Dans ce roman constitué de cinq chapitres, on va faire la connaissance de Gumnam, une femme de plus de soixante-dix ans, lumineuse et moderne, qui parle avec des anglicismes, souhaitant faire des vlogs afin de maintenir son image de grand-mère contemporaine, et prend soin des autres. Pour ce faire, elle réalise de délicieux déjeuners, "doshilak" en coréen, savoureux et abondants, afin de nourrir ses clients et qu'ils soient heureux. Une mission à laquelle elle s'adonne corps et âme, dans sa boutique du quartier de Hyewha, célèbre pour être un quartier regroupant les petits théâtres de music-halls, ne se laissant que peu de répit. Un roman beau, mais également émouvant, sur les difficultés de la vie rencontrées par chacun des personnages dans le roman, plus de quatre d'entre eux. 

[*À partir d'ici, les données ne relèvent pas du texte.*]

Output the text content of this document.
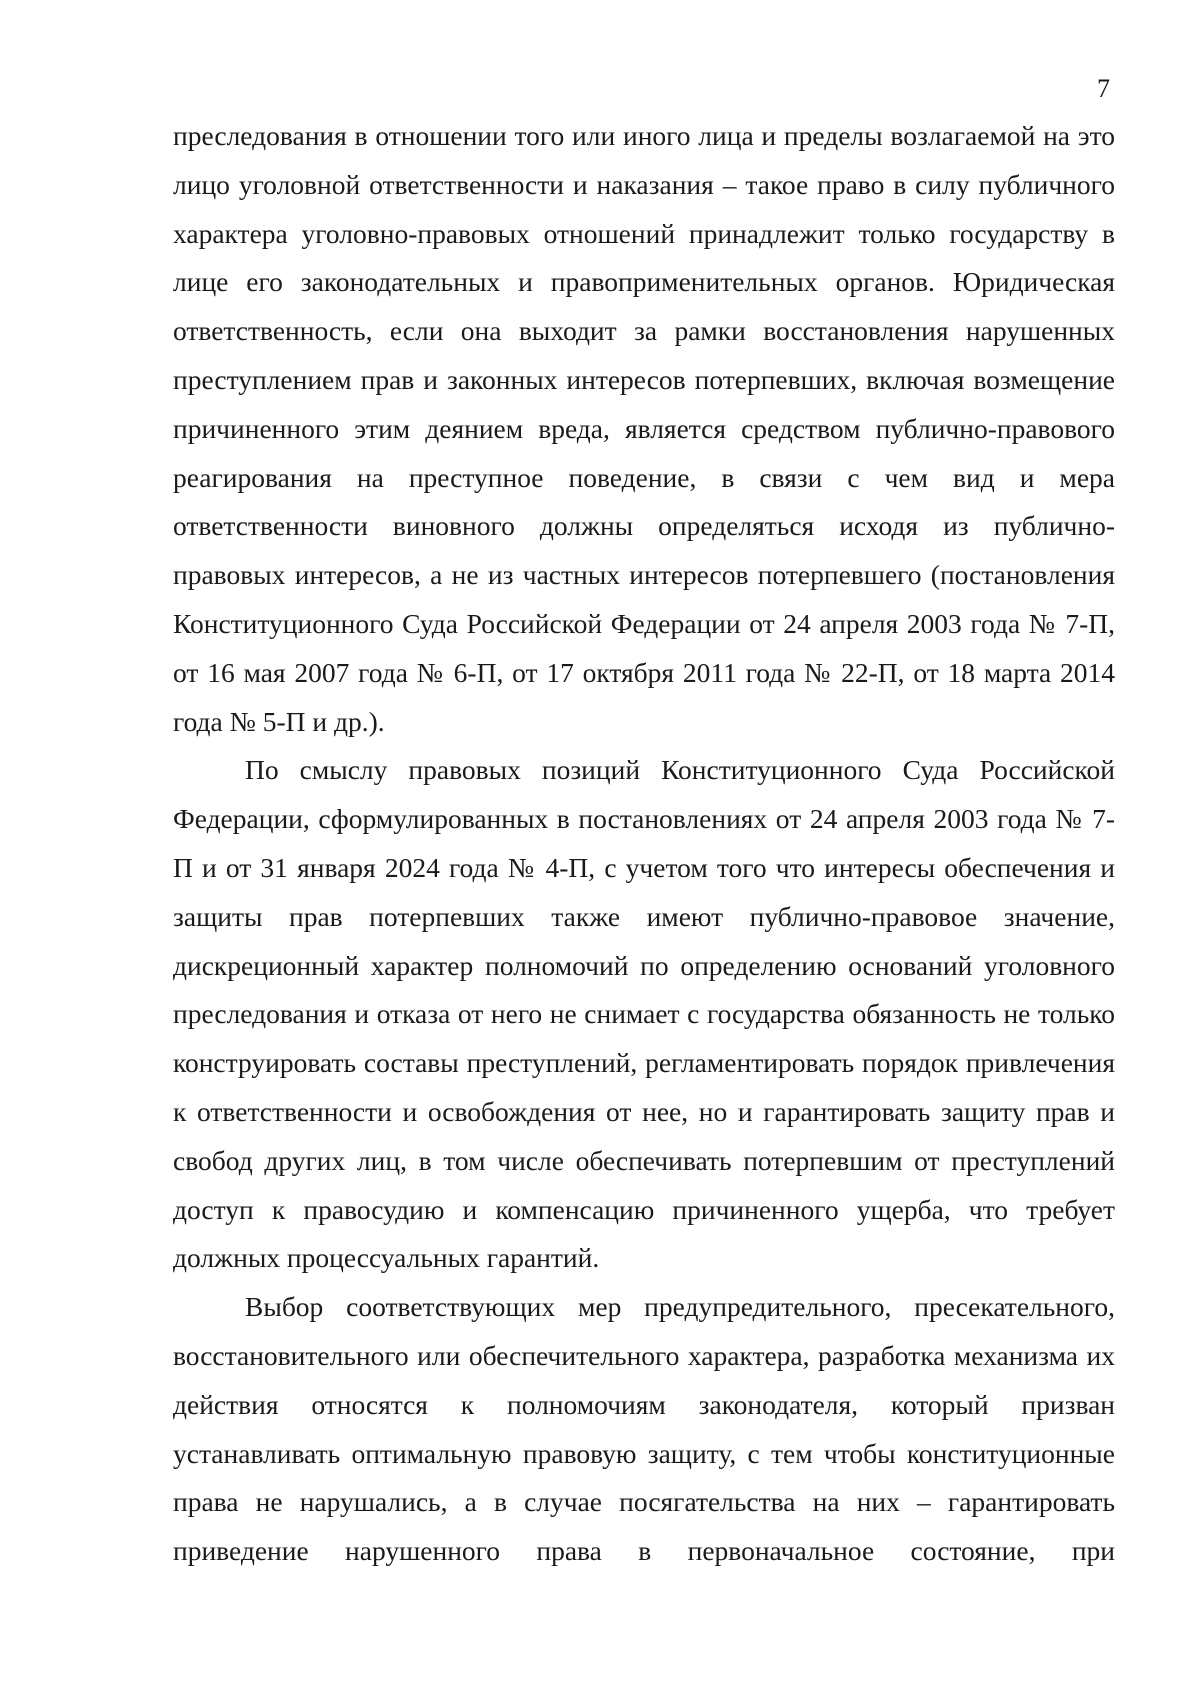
7

преследования в отношении того или иного лица и пределы возлагаемой на это лицо уголовной ответственности и наказания – такое право в силу публичного характера уголовно-правовых отношений принадлежит только государству в лице его законодательных и правоприменительных органов. Юридическая ответственность, если она выходит за рамки восстановления нарушенных преступлением прав и законных интересов потерпевших, включая возмещение причиненного этим деянием вреда, является средством публично-правового реагирования на преступное поведение, в связи с чем вид и мера ответственности виновного должны определяться исходя из публично-правовых интересов, а не из частных интересов потерпевшего (постановления Конституционного Суда Российской Федерации от 24 апреля 2003 года № 7-П, от 16 мая 2007 года № 6-П, от 17 октября 2011 года № 22-П, от 18 марта 2014 года № 5-П и др.).

По смыслу правовых позиций Конституционного Суда Российской Федерации, сформулированных в постановлениях от 24 апреля 2003 года № 7-П и от 31 января 2024 года № 4-П, с учетом того что интересы обеспечения и защиты прав потерпевших также имеют публично-правовое значение, дискреционный характер полномочий по определению оснований уголовного преследования и отказа от него не снимает с государства обязанность не только конструировать составы преступлений, регламентировать порядок привлечения к ответственности и освобождения от нее, но и гарантировать защиту прав и свобод других лиц, в том числе обеспечивать потерпевшим от преступлений доступ к правосудию и компенсацию причиненного ущерба, что требует должных процессуальных гарантий.

Выбор соответствующих мер предупредительного, пресекательного, восстановительного или обеспечительного характера, разработка механизма их действия относятся к полномочиям законодателя, который призван устанавливать оптимальную правовую защиту, с тем чтобы конституционные права не нарушались, а в случае посягательства на них – гарантировать приведение нарушенного права в первоначальное состояние, при
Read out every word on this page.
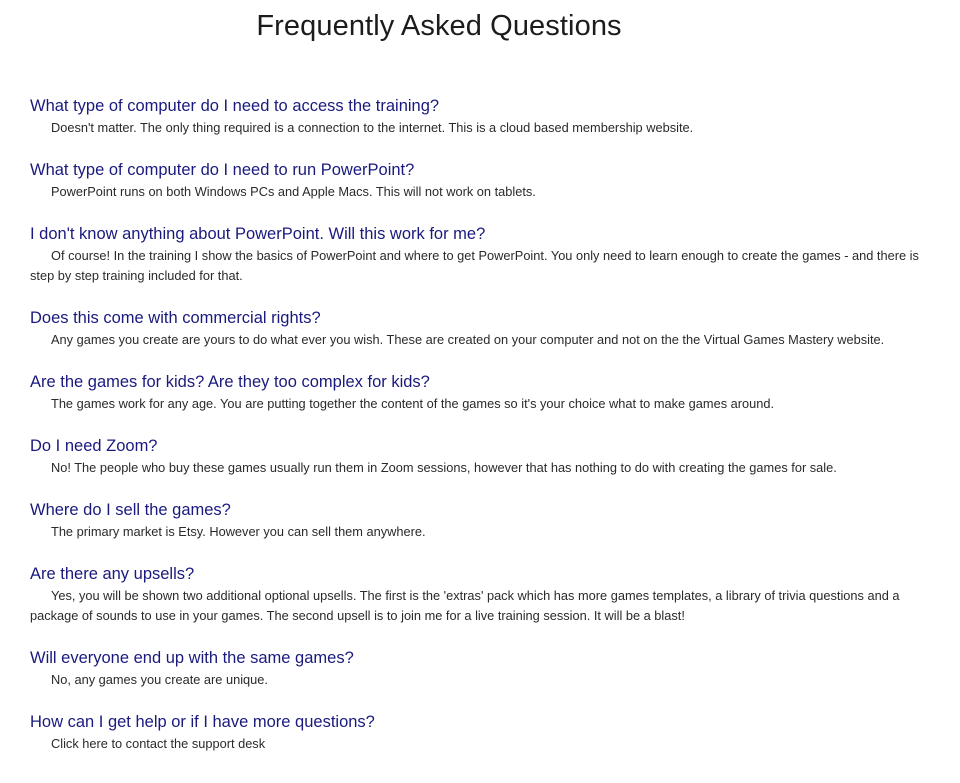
Frequently Asked Questions
What type of computer do I need to access the training?

Doesn't matter. The only thing required is a connection to the internet. This is a cloud based membership website.

What type of computer do I need to run PowerPoint?

PowerPoint runs on both Windows PCs and Apple Macs. This will not work on tablets.

I don't know anything about PowerPoint. Will this work for me?

Of course! In the training I show the basics of PowerPoint and where to get PowerPoint. You only need to learn enough to create the games - and there is step by step training included for that.

Does this come with commercial rights?

Any games you create are yours to do what ever you wish. These are created on your computer and not on the the Virtual Games Mastery website.

Are the games for kids? Are they too complex for kids?

The games work for any age. You are putting together the content of the games so it's your choice what to make games around.

Do I need Zoom?

No! The people who buy these games usually run them in Zoom sessions, however that has nothing to do with creating the games for sale.

Where do I sell the games?

The primary market is Etsy. However you can sell them anywhere.

Are there any upsells?

Yes, you will be shown two additional optional upsells. The first is the 'extras' pack which has more games templates, a library of trivia questions and a package of sounds to use in your games. The second upsell is to join me for a live training session. It will be a blast!

Will everyone end up with the same games?

No, any games you create are unique.

How can I get help or if I have more questions?

Click here to contact the support desk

Le premier chapitre nous fait découvrir Jeongi, une très jeune femme qui doit s'occuper de sa fille encore bébé. La jeune femme ayant été elle-même abandonnée, a quitté son ex compagnon, une personne instable et violente. Elle doit se débrouiller seule avec sa fille, étant dans le besoin financièrement. Elle va donc croiser la route de notre héroïne septuagénaire, qui va la prendre sous son aile ainsi que la petite Odeuli, pouvant être traduit par Audrey en français, notre grand-mère étant une fan inconditionnelle de Audrey Hepburn. Ensuite ce sera un jeune garçon qui porte le même patronyme que le fameux joueur de foot, Son Heugmin, une star adorée en Corée, véritable fierté nationale, le jeune garçon ne ressemblant en rien au célèbre homme. Vivant seul avec son cousin, dans le quartier Ihwa, il va devoir travailler afin de payer les soins du chat qu'il a recueilli.

Ce sera ensuite autour de "Mister Eggs" comme elle l'appelle affectivement, un jeune homme lui livrant chaque jour ses œufs, du nom d'Eunseok, qui vivra lui également un coup dur entre tragédie et amour. Et pour terminer ce sera la fille de la propriétaire Gumnam, étant une artiste accomplie à New York de laquelle on parlera, Munjeong. Chaque personnage a sa propre histoire, chacun doit survivre à sa façon et dépasser les obstacles. Chaque histoire est très émouvante, mélangée à la bonté, à la spontanéité et au caractère drôle et unique de la vieille femme, incorporant un savant mélange d'émotions et d'humour. Je trouve que Kim Jiyun, a vraiment trouvé le juste milieu dans ce roman que j'ai beaucoup aimé. De plus comme je connais très bien Séoul, je visualisais complètement le quartier de Hyewha, un des quartiers préférés d'une amie française retournant chaque année en Corée, ainsi que Ihwa, situé juste en dessus, célèbre pour ses peintures murales.

En conclusion, de par cette jolie histoire étant tout sauf un conte de fées, mais m'ayant permis de passer un très bon moment, et le fait que je visualisais les lieux, j'ai eu un affect particulier pour ce roman que je ne peux que vivement vous recommander.